Latest Analyst & Broker Targets
- HSBC: Target 1,350p (Goldman Sachs)
- 3i Group: Target 3,600p (Morgan Stanley)
- AstraZeneca: Target 14,200p (Barclays)
- FTSE 100 Index: 2026 Target 10,750 (AJ Bell/EODHD/Others Consensus)
Current Technical Analysis Summary (Jan 29, 2026)
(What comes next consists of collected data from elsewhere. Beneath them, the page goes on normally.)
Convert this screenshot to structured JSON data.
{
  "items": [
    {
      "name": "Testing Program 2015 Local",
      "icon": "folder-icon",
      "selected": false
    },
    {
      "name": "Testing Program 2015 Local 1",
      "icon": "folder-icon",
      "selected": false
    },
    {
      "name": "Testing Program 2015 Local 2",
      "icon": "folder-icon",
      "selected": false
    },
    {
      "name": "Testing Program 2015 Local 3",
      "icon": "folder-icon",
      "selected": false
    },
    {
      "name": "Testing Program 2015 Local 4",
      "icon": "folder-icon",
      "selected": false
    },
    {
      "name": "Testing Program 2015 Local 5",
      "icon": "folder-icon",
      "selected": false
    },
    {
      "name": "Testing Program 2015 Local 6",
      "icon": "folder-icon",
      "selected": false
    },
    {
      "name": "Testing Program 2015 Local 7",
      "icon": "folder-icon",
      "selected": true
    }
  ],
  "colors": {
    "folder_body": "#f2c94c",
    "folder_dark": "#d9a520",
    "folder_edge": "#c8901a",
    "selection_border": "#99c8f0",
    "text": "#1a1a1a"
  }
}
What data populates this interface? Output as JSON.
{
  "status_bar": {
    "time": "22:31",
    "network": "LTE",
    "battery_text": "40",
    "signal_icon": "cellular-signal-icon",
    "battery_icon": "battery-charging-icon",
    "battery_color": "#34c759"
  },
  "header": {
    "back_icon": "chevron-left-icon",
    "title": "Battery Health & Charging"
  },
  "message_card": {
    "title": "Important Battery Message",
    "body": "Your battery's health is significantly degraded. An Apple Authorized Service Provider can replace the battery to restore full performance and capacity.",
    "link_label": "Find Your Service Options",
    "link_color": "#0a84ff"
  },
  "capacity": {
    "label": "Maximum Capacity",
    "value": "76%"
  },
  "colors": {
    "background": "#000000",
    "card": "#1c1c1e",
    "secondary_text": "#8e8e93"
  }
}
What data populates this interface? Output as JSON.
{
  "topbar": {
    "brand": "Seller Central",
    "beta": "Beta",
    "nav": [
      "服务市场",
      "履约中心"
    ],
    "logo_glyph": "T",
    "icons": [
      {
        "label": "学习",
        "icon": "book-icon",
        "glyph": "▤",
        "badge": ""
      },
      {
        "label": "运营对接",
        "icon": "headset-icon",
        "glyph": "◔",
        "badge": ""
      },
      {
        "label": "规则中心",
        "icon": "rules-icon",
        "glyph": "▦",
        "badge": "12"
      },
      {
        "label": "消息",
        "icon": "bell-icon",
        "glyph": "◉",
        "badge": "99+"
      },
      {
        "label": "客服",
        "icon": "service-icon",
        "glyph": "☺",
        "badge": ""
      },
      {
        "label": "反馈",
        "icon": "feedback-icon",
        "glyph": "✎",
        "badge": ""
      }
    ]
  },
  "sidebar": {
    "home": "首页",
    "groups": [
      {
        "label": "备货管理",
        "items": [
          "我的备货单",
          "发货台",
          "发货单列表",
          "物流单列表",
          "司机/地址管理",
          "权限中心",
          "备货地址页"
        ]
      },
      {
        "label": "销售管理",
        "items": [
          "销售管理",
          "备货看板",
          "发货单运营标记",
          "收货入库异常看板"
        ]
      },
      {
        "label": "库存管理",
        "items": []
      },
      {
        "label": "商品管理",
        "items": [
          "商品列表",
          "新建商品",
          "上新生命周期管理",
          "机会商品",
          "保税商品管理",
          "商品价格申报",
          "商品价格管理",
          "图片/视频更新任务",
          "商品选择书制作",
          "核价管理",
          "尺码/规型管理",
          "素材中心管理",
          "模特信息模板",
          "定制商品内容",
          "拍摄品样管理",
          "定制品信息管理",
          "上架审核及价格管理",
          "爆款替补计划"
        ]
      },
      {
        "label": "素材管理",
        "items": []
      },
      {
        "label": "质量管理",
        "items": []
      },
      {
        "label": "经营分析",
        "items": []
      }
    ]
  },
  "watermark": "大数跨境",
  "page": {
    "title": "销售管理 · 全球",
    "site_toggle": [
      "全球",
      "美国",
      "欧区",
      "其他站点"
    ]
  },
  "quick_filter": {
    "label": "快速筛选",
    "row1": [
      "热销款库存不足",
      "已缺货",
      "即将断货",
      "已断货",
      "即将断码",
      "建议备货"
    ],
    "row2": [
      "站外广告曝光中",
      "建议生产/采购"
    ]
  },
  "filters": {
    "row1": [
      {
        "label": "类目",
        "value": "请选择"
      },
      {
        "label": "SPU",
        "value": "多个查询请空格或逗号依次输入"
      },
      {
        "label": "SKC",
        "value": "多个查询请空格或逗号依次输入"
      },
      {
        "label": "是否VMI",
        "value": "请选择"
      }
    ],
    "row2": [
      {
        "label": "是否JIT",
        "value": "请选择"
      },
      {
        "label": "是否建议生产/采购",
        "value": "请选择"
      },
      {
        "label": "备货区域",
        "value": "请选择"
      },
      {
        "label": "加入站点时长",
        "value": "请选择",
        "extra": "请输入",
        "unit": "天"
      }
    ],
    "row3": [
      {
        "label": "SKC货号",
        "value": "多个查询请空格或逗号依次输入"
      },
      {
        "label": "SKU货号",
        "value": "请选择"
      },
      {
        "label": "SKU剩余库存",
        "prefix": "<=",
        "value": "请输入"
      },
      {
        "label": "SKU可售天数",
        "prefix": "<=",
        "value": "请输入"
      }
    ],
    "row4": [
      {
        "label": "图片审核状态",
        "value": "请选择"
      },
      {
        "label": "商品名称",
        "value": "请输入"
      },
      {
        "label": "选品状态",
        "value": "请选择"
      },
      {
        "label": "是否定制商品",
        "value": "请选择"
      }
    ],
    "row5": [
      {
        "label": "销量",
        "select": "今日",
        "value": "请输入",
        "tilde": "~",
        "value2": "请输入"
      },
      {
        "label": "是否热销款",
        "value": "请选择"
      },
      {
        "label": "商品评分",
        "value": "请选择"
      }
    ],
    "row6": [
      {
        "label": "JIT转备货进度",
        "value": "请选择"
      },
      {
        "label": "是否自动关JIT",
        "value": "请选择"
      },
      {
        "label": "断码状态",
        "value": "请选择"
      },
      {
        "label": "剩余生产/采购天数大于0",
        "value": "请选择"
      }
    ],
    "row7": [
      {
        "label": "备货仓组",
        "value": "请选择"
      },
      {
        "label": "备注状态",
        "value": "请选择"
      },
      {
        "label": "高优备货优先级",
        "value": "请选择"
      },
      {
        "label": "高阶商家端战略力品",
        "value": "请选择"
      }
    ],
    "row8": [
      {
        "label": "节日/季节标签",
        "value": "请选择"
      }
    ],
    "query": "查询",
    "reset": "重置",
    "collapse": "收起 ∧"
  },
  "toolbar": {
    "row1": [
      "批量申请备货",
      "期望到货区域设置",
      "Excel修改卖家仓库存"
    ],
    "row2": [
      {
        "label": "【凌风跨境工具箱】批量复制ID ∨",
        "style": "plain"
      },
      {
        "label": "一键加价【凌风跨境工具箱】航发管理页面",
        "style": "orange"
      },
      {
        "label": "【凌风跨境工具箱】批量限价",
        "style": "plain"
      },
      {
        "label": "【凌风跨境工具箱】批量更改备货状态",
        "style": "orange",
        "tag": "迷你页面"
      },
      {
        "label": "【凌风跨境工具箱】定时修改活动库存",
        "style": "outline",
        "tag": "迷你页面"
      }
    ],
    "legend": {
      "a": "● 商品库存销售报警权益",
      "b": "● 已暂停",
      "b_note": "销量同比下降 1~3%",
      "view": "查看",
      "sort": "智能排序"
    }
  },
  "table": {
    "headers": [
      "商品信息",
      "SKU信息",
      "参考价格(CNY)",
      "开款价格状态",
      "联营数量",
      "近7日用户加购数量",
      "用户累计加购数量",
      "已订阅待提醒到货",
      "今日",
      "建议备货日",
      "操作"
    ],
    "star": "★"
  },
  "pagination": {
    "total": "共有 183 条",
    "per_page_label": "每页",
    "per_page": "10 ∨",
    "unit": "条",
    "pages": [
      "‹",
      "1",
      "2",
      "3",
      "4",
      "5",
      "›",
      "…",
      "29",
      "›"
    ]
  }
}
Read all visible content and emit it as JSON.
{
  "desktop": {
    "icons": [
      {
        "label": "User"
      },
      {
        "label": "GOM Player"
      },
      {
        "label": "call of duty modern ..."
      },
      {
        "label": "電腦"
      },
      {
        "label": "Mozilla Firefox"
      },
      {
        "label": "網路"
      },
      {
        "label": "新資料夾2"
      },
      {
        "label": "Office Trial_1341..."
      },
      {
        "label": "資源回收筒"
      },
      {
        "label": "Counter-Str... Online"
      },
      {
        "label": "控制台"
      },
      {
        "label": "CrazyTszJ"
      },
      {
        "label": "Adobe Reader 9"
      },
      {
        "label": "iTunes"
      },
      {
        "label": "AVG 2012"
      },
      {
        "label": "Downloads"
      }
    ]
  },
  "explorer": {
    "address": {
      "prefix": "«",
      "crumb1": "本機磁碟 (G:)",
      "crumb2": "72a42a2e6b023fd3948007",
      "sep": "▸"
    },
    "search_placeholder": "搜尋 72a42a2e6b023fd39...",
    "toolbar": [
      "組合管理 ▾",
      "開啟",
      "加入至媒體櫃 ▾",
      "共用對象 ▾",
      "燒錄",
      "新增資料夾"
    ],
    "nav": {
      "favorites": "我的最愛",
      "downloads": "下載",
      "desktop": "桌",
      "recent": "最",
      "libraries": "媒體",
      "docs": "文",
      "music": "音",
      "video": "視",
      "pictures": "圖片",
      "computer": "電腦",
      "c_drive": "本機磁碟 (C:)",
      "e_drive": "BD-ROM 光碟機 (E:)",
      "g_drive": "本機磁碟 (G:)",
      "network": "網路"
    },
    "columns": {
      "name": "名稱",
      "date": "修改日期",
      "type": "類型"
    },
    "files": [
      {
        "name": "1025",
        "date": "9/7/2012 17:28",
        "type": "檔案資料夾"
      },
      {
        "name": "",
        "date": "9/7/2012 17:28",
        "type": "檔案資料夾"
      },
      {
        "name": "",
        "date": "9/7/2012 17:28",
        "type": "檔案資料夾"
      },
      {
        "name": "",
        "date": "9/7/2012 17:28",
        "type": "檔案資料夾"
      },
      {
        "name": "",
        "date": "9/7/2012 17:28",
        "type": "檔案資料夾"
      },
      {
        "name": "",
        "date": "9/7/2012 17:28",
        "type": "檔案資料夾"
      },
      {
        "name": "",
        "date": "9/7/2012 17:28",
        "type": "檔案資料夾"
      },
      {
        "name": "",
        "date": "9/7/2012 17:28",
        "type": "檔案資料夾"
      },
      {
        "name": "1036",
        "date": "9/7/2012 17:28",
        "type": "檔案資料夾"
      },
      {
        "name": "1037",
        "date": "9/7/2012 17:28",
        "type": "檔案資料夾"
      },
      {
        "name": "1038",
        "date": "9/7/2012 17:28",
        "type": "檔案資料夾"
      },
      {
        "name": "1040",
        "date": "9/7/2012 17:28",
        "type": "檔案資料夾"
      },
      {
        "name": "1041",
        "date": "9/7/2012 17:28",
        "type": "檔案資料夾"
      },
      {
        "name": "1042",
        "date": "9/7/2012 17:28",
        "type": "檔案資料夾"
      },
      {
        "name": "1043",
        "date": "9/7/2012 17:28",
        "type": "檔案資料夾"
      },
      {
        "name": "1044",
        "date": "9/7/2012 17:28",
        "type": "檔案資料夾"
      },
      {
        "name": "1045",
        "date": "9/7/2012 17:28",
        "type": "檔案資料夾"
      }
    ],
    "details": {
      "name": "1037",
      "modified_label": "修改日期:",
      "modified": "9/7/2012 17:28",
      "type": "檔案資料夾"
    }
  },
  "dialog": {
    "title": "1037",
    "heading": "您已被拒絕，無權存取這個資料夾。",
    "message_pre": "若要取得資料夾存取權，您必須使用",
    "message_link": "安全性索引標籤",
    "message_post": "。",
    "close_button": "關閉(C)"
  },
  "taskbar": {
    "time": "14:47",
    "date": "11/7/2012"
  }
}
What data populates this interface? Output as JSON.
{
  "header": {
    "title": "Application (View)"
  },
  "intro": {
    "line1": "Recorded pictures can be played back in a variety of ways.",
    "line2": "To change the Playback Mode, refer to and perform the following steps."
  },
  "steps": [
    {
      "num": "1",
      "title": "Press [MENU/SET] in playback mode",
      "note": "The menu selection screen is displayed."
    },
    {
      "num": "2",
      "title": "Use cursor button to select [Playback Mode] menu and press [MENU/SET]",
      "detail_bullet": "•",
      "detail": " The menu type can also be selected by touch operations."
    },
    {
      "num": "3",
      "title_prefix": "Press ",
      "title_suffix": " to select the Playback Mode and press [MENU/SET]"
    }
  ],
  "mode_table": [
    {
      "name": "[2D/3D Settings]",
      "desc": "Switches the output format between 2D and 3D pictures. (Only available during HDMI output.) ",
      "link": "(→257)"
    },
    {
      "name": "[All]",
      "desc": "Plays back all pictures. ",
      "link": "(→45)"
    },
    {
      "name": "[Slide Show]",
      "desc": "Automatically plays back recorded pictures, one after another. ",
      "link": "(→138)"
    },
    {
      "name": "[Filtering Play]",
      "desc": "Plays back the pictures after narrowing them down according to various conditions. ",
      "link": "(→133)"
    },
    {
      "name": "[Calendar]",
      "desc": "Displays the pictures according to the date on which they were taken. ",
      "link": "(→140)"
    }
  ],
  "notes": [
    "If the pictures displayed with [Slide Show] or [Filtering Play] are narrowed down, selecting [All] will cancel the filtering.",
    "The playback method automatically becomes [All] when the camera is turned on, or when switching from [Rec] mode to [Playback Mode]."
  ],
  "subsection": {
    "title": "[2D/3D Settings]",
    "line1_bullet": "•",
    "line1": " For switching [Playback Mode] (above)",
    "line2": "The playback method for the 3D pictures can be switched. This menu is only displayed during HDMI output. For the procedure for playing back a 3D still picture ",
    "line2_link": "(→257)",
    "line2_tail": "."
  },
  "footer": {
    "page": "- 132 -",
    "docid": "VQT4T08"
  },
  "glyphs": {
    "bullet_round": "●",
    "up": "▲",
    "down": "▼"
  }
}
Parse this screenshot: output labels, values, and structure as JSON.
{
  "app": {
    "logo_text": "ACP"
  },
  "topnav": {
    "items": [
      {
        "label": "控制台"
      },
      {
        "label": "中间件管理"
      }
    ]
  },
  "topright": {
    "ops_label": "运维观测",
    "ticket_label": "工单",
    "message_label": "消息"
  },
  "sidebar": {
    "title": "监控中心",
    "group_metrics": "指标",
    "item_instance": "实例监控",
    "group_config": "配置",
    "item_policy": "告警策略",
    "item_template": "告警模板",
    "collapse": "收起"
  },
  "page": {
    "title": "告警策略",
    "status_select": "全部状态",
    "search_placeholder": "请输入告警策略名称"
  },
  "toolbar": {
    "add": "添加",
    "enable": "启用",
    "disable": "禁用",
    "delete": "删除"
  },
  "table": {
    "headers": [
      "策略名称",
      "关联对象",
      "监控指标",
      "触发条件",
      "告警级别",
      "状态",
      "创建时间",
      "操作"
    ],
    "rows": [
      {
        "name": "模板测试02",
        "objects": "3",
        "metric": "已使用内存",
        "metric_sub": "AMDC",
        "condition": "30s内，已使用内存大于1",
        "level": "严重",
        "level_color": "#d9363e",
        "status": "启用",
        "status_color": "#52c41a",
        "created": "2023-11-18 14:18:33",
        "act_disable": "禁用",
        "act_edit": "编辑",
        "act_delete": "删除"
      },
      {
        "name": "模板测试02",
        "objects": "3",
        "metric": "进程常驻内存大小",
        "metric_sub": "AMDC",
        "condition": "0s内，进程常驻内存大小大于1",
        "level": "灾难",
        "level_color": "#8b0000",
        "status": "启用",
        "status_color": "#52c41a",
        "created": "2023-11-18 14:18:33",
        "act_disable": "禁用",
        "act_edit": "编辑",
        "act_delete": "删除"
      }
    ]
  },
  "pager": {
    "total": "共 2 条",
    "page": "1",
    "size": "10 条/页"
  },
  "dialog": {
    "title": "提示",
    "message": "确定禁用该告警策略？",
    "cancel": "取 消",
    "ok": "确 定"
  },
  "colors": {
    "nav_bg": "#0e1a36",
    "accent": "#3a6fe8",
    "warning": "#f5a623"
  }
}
The FTSE 100 is exhibiting a classic "Golden Cross" on the daily charts. The RSI (14) is currently at 68, approaching overbought territory but suggesting room for a final push to 10,215. Support is firmly established at 10,080 (20-day SMA). As long as the index stays above the 10,000 psychological barrier, the trend is "Buy the Dip."
Conclusion
January 29, 2026, marks a pivotal moment for the UK market. The FTSE 100's surge to 10,196.49 isn't just a number—it’s a testament to the UK’s resilience in a commodity-driven global economy. While tech might be the talk of Wall Street, the "Old Economy" giants of London are proving that value is the ultimate currency for 2026.